Kennedy described his recovery as part of a “spiritual awakening,” in which he forced himself to believe in God, a faith that was later fulfilled by finding “synchronicity,” a confluence of significant events in the universe. He learned about the concept after reading Carl Jung, one of the fathers of psychotherapy.

“With a spiritual awakening, you have to renew it every day by helping someone else,” Kennedy said. “And meetings are an organized setting that gives everyone present the opportunity to help someone else. … That's why people keep going long after their compulsion to drink or use drugs has passed.”

He said he would take several steps to improve drug and alcohol treatment in the United States. One of them would be to try to increase Medicaid funding for rehabilitation programs. He said that would be cheaper than funding aftercare for chronic illnesses or in emergency rooms.

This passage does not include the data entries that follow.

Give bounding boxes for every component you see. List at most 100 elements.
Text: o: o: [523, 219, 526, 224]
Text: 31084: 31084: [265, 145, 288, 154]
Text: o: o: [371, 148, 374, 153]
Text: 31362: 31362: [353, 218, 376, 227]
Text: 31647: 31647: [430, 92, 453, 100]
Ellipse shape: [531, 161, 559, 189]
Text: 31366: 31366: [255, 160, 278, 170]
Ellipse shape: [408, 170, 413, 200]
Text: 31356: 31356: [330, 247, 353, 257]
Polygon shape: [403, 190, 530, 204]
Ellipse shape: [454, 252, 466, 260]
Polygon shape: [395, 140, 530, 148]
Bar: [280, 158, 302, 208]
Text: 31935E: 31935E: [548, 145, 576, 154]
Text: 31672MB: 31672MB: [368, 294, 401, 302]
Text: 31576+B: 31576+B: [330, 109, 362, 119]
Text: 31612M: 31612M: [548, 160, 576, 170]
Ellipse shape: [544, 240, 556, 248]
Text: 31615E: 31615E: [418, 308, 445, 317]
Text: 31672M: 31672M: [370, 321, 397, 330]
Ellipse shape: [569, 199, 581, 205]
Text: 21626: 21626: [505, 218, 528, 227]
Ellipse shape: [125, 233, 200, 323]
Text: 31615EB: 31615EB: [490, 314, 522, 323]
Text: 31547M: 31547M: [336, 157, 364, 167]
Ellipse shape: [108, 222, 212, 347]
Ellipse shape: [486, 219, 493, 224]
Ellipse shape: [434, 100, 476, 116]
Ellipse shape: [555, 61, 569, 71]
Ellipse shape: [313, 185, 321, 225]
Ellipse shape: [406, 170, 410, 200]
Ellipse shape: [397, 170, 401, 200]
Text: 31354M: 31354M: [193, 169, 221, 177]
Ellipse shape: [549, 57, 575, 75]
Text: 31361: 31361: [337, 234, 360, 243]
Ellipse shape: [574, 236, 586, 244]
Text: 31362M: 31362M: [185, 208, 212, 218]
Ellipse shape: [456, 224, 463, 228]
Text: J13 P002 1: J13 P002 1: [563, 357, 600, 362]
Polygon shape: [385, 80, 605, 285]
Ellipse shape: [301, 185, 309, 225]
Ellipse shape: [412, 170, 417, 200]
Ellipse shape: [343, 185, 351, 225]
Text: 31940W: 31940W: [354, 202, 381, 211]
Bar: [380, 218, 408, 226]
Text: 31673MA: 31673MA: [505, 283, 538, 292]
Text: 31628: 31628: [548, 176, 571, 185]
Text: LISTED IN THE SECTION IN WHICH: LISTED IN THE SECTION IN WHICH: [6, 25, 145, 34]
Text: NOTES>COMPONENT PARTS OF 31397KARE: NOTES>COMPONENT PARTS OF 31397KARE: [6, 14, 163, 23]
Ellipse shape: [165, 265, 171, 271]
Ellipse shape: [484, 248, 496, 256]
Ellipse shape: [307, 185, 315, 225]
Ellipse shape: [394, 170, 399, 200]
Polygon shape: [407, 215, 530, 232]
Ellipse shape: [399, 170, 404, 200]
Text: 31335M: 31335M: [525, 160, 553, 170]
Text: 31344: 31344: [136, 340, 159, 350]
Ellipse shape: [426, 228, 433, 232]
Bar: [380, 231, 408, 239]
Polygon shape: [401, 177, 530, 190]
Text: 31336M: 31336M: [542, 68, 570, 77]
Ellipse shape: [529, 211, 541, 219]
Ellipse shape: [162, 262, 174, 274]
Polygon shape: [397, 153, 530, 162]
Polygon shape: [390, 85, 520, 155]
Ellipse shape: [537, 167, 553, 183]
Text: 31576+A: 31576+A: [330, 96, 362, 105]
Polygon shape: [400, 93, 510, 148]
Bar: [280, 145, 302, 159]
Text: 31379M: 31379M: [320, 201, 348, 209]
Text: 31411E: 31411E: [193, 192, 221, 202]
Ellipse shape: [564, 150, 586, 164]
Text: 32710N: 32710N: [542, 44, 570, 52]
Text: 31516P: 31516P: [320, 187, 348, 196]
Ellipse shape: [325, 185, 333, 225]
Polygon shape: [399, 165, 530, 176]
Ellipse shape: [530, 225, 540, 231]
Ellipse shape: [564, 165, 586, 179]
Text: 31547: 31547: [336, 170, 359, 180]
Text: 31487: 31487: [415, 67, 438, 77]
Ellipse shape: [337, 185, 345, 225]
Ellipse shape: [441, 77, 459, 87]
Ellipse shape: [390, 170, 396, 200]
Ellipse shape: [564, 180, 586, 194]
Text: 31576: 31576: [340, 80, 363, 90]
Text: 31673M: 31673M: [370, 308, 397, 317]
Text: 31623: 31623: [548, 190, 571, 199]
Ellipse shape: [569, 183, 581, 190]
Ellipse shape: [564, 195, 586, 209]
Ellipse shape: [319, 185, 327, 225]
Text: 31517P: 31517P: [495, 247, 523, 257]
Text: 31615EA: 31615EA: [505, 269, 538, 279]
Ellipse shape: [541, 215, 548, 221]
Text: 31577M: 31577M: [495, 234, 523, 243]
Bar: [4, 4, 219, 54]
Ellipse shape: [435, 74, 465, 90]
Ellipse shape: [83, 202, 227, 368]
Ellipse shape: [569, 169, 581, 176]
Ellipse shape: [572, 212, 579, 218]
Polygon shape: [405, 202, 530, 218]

“Recovering America” featured several successful nonprofits, including Simple Mission Farms, a Texas rehabilitation program where former addicts participate in “therapeutic farming and animal-assisted therapy,” according to the nonprofit’s website. .

As the centerpiece of his anti-addiction program, Kennedy said he would open hundreds of “healing farms”: places “where American children can reconnect with the American soil, where they can learn the discipline of hard work and rebuild their self-esteem. “

He said these centers would be built with government support but would have substantial freedom to find their own best practices. “I don't want to engage in micromanagement,” she said, “because the government never does anything right.”

He said he would fund the farms by imposing a federal sales tax on legal marijuana, which he estimated would generate $8 billion a year.

“There is hope for our nation to heal the scourge of addiction,” he concludes in the documentary. “We just have to make it a real priority and when I'm in the White House, we'll do it.”